Глумиться друг над дружкой можно было долго. Времени – вагон. Я рассказал про свою «диверсию» на базе (на меня смотрели как на сумасшедшего) и потребовал ответного доклада.

– Ну, вы и зажгли, Михаил Андреевич, – убитым голосом сказал Топорков. – Теперь нас точно обратно не возьмут.

– Луговой в своем амплуа, – фыркнула Анюта, – позднее весеннее обострение.

Девицу в мое отсутствие допрашивали, особо не манерничая. А поскольку заняться им больше было нечем, делали это тщательно.

– Не знаем, Михаил Андреевич, наугад ли вы бросили фразу про зеркальное отражение, – задумчиво изрек Топорков, – но пришлась она ко двору.
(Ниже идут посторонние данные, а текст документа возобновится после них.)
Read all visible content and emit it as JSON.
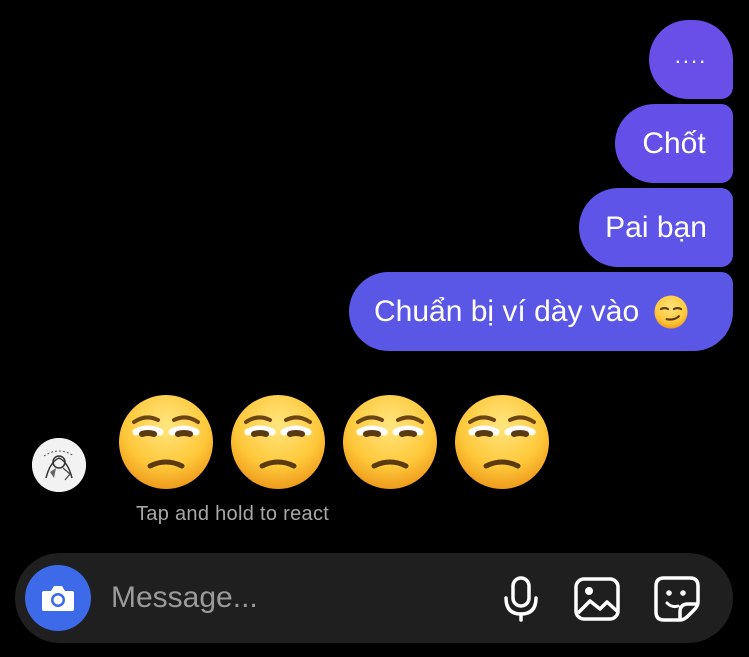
{
  "messages_sent": [
    {
      "text": "...."
    },
    {
      "text": "Chốt"
    },
    {
      "text": "Pai bạn"
    },
    {
      "text": "Chuẩn bị ví dày vào",
      "emoji": "smirking-face"
    }
  ],
  "received": {
    "emoji": [
      "unamused-face",
      "unamused-face",
      "unamused-face",
      "unamused-face"
    ],
    "hint": "Tap and hold to react"
  },
  "composer": {
    "placeholder": "Message...",
    "icons": [
      "camera-icon",
      "microphone-icon",
      "gallery-icon",
      "sticker-icon"
    ]
  },
  "colors": {
    "bubble_top": "#6a4ee8",
    "bubble_bottom": "#5a57e7",
    "camera_button": "#3d6ae8",
    "composer_bg": "#1f1f1f"
  }
}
Красавицу, заснувшую мертвым сном, звали Арлине (так она настаивала). Имя как имя, бывают и похуже. Она потрясена, напугана, тронулась рассудком. Именно так моим коллегам поначалу показалось. Ей двадцать три года. Она проживает в городе, который называется Сезар. По национальности как будто русская, хотя имя скорее армянское, да и внешность, собственно... Тут коллеги поспорили. Шафранов уверял, что армянское имя – Армине, а Арлине – это вообще не поймешь откуда. Речь у девушки, как я мог убедиться, плавная, слова она произносит, тщательно проговаривая, иностранного акцента не прослушивается, но все же с речью у нее что-то не в порядке. Наши люди говорят иначе. Даже староверы и прочие «окающие-акающие». Настаивает, что она дочь богатых и влиятельных родителей. Проживают они с семьей – отцом и матерью – на окраине города, в поселке для обеспеченной публики. Обучается на «правового специалиста» в престижной городской академии. Считает, что ее похитили, и она понятия не имеет, где находится. Позвонили в дверь поздно вечером, когда родители убыли на симфонический концерт, заткнули рот какой-то гадостью, отчего у нее сразу закружилась голова и все чувства куда-то убежали, а дальше все провалилось. Очнулась от стрекота вертолета, хотела выйти из летящей машины, но ее поймали, снова сунули гадость, и она опять отключилась. Потом были посадка и тряска в закрытом автомобиле. Она не знала, что в автомобиле может так трясти... Подвал, тоска, двое типов, которые особо не приставали, но общались с ней весьма нечленообразно...

– Минуточку, – перебил я, начиная закипать от злости, – как общались?

– «Нечленообразно», – невозмутимо ответствовал Шафранов. – В переводе – «нечленораздельно». То бишь матом, а она такого языка не понимает. Делаем вывод: в присутствии Арлине вы можете материться с чистой совестью и по-всякому... – Шафранов искоса посмотрел на тихо облезающую Анюту.

– Ну, вы и наговорили, – покачал я головой. – Во-первых, города Сезар в странах СНГ нет. Допускаю, есть такой горем убитый райцентр в какой-нибудь депрессивной губернии, но откуда на его окраине возьмется поселок для обеспеченной публики, а также престижная академия и сельский клуб, в котором дают симфонические концерты? И покажите мне хоть одну взрослую женщину на шестой части суши – в какой бы барокамере ее ни воспитывали... а, судя по учебе в академии, речь о барокамере не идет, – которая не знает, что в природе существует русский мат?

– Ты будешь удивляться, командир, но мы подумали о том же, – вставил Хижняк.

– Не нравится, не ешь, – обиженно сказал Корович. – За что купили, за то и продали.